I had thought that if the set is convexly independent meaning that no $x_i$ is a convex combination of other $x_j$'s, then I may have hope. But that is clearly not true. I wanted some reasonably standard conditions that I could look up that guarantee the property I mentioned. Any help would be appreciated. Thanks!
Your property is equivalent to affine independence.
Suppose the $n$ points are affinely dependent, i.e., they live in some $(n-2)$-dimensional affine subspace. Then the $n-1$ vectors $y_1=x_1-x_n,\ldots, y_{n-1}=x_{n-1}-x_n$ are linearly dependent, i.e., there are real numbers $c_i$, not all zero, such that $c_1y_1+\cdots +c_{n-1}y_{n-1}=0$. This gives us disjoint sets $I_+:=\{\,i\mid c_i>0\,\}$ and $I_-:=\{\,i\mid c_i<0\,\}$ such that not both are empty. Thus $s_+:=\sum_{i\in I_+}c_i$ and $s_-:=-\sum_{i\in I_-}c_i$ are both non-negative but not both zero.
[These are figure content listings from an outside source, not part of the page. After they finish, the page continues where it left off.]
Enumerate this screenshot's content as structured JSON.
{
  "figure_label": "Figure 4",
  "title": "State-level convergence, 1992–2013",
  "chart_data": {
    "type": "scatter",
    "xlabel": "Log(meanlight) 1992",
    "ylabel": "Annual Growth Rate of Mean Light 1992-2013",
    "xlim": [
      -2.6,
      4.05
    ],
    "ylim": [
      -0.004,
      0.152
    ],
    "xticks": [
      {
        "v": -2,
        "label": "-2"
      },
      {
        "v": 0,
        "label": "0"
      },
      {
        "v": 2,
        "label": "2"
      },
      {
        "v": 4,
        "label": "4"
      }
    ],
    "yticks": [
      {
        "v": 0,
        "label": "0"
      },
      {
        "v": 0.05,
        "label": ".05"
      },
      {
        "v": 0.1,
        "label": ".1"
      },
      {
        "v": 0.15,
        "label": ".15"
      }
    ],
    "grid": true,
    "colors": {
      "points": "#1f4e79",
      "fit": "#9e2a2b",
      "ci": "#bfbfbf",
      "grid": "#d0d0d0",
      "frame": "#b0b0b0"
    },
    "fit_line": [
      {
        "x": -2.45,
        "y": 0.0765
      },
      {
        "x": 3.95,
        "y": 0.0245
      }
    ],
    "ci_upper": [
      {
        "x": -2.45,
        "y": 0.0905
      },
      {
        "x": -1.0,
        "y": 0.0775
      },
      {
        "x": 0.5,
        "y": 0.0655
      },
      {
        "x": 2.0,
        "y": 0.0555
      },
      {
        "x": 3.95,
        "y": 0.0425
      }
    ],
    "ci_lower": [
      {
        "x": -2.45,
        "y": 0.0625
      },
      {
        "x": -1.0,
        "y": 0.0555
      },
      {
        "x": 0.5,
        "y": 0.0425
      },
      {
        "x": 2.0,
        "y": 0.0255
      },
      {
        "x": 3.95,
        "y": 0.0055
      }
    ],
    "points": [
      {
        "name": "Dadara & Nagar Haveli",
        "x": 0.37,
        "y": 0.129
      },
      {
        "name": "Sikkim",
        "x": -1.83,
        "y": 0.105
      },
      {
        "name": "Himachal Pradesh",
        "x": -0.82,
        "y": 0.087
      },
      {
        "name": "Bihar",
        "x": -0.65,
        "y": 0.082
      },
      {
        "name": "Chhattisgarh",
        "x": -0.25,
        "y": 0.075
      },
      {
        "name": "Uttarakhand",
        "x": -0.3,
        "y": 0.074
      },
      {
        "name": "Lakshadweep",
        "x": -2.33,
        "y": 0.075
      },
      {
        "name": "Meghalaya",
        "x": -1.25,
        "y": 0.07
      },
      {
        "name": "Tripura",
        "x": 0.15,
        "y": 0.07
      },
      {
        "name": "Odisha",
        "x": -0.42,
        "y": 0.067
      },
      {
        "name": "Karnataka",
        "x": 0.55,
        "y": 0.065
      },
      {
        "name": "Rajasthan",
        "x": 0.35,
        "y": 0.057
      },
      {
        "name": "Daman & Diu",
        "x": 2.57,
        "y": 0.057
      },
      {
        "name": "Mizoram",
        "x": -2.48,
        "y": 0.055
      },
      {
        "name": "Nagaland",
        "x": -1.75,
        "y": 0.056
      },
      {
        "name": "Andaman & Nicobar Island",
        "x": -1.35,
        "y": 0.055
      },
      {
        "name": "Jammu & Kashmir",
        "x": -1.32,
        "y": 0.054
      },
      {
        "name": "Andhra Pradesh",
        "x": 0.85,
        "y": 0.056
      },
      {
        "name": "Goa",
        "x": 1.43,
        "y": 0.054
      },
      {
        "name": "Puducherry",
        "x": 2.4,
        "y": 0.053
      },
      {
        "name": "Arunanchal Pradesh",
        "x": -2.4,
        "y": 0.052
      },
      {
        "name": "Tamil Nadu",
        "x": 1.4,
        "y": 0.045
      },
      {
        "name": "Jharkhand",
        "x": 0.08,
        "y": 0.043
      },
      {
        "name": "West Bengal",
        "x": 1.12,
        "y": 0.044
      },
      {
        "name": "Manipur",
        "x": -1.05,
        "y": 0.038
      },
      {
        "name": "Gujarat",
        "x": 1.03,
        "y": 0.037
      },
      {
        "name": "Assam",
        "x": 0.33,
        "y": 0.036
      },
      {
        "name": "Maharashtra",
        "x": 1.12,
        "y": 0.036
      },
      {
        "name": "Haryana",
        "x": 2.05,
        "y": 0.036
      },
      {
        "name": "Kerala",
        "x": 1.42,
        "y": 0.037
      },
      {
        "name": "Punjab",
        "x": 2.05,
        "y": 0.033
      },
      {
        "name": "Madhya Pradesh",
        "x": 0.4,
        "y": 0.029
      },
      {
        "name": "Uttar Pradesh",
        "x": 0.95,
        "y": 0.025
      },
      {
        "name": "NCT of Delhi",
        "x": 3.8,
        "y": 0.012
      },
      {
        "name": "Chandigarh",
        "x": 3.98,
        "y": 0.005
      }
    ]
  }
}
Wlog $s_+\ge s_-$. Let $c_n=s_+-s_-$. Then $$\sum_{i\in I_+}\frac{c_i}{s_+} x_i=\sum_{i\in I_-}\frac{|c_i|}{s_+} x_i + \frac{c_n}{s_+}x_n,$$ showing that $$\operatorname{co}\{\,x_i\mid i\in I_+\,\}\cap\operatorname{co}\{\,x_i\mid i\in I_-\cup\{n\}\,\}\ne\emptyset.$$
Conversely, if two convex hulls of disjoint subsets have a point in common, we can reverse the above procedure to obtain a linear dependence between differences, thereby showing that the $x_i$ live in an $(n-2)$-dimensional affine subspace.